As all parliamentarians know, there is no graver question than whether the Prime Minister will apologise for a leaked remark made to a committee of backbenchers.

Ten and a half hours of parliamentary time had been set aside to discuss it. 157 MPs had submitted requests to speak.

Some became sadly overwhelmed by the gravity of the occasion and began talking about whether or not to bomb Syria, but such interventions were mercifully few.

Matters of war and peace come before the House of Commons reasonably regularly these days, but they are still nevertheless usually accorded the reverence they deserve.

This was no such occasion. On Tuesday night, David Cameron had warned some of his rebellious MPs not to walk through the no lobbies with “Jeremy Corbyn and a bunch of terrorist sympathisers”. The remark was leaked, and as such the question of airstrikes became for long hours of secondary importance to the question of whether the Prime Minister would apologise, “to clear the air” which unsurprisingly, he did not. But the blame for the debate’s acrid atmosphere must be shared more widely than Cameron.

The airstrikes, the Prime Minister said, would “degrade and destroy” Isis, and even if it proves to be a failure, the house achieved remarkable success in degrading itself.

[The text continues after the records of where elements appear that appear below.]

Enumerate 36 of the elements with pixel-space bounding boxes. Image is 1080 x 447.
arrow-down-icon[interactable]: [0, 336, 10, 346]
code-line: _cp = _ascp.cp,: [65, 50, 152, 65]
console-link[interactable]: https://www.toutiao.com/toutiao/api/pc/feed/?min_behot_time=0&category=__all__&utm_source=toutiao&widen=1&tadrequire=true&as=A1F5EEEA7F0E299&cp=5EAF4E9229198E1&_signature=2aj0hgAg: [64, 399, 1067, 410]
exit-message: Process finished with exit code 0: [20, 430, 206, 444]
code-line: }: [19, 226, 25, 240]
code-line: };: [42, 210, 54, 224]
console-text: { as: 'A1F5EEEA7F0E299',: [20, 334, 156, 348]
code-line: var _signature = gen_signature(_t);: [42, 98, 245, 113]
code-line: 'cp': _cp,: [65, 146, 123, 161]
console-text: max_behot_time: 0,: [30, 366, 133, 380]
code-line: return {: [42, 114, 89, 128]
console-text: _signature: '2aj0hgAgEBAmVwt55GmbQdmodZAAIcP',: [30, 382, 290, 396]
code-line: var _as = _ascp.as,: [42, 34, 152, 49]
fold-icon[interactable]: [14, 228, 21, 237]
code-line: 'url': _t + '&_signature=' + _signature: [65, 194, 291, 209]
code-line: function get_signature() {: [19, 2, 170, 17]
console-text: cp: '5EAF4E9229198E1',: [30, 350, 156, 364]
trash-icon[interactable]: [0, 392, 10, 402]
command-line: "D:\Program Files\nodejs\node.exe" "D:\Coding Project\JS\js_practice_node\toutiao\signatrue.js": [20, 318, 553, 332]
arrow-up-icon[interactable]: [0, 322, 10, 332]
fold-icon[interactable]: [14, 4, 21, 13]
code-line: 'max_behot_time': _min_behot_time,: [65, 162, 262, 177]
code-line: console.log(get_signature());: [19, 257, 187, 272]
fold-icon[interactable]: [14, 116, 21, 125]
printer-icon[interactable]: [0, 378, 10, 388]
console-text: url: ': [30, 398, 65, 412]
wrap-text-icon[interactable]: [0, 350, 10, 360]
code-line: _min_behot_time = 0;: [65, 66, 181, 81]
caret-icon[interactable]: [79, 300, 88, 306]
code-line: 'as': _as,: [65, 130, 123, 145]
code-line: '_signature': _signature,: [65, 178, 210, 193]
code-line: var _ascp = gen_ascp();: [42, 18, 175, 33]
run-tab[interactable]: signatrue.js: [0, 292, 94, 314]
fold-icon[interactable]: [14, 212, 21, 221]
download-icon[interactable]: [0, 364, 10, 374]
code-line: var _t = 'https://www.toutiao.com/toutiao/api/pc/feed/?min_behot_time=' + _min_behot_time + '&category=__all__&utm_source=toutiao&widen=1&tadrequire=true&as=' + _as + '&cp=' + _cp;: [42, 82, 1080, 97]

Alan Johnson attacked, “The self-righteous certitude of the finger-jabbing representatives of our new and kinder politics.” A fine line, but an afternoon's leave of absence from the internal machinations of the Labour Party had never been more urgently required.

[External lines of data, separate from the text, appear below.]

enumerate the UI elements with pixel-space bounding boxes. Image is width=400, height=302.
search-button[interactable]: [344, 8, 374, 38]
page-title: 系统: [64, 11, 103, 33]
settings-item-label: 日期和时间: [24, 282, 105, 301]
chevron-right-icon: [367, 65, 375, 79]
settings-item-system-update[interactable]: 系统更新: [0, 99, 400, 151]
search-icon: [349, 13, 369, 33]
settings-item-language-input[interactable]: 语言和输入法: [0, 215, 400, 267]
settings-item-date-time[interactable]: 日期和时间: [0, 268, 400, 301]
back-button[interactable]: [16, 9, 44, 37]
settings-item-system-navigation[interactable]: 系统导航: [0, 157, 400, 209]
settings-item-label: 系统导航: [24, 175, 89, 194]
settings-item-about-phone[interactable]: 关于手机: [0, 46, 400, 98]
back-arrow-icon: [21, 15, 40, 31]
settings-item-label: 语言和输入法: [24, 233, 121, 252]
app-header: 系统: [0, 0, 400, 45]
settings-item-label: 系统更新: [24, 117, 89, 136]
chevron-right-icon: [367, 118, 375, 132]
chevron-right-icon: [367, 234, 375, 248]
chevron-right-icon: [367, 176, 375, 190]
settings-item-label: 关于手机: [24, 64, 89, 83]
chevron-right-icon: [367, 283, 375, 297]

And if Isis cannot be destroyed, they can at least be renamed. “The time has come to use the terminology Daesh rather than ISIL,” the Prime Minister said at one point, fully ten seconds before warning the house that, “The UK is already in the top tier of countries on ISIL’s target list.”

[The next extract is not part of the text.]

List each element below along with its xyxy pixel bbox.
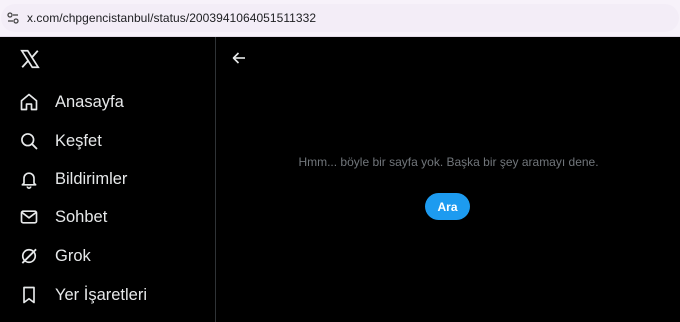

Whether it was the severity of the occasion or to re-state his pacifist tendencies, Jeremy Corbyn wore a navy jacket in place of his preferred khaki, and he almost kept the contents of his inbox to himself. When he moved to read out a “message from a constituent of mine” the Conservative benches did their usual uproarious laughter, which was only mildly tempered when it turned out to be from a Syrian by the name of Abdulaziz Almashi, who was nervous that the Royal Air Force might do what Isis had not yet done, and blow up his family in their home. “I am sorry, but it is not funny,” Corbyn said. He’s right. It wasn’t. But nor was it sufficient to stop his Shadow Foreign Secretary, Hilary Benn, who was sitting sitting beside him, to continuously shake his head as he spoke. A new low perhaps, but there’s been so many.

Mr Almashi needn’t worry. The Prime Minister again praised the wonders of Britain’s super accurate “Brimstone Precision Missile Defence System” which we were again assured can be guaranteed to execute a jihadist in a packed Syrian souk from 90,000 feet without so much as blowing a breeze up a bystander’s burka. “How do we avoid civilian casualties?” he said. “Well, we have a policy on it.”

Not everyone was convinced. “If he actually believes we are going to engage in a bombing campaign in a densely packed environment like Raqqa and there not be civilian casualties, he is living on a different planet,” the SNP’s defence spokesperson, a certain Alex Salmond, told him.

Cameron will win the vote, of course, and British jets could be screeching in the skies above Syria as soon as tomorrow. An ill-judged remark may yet prove not much to be asked to apologise for.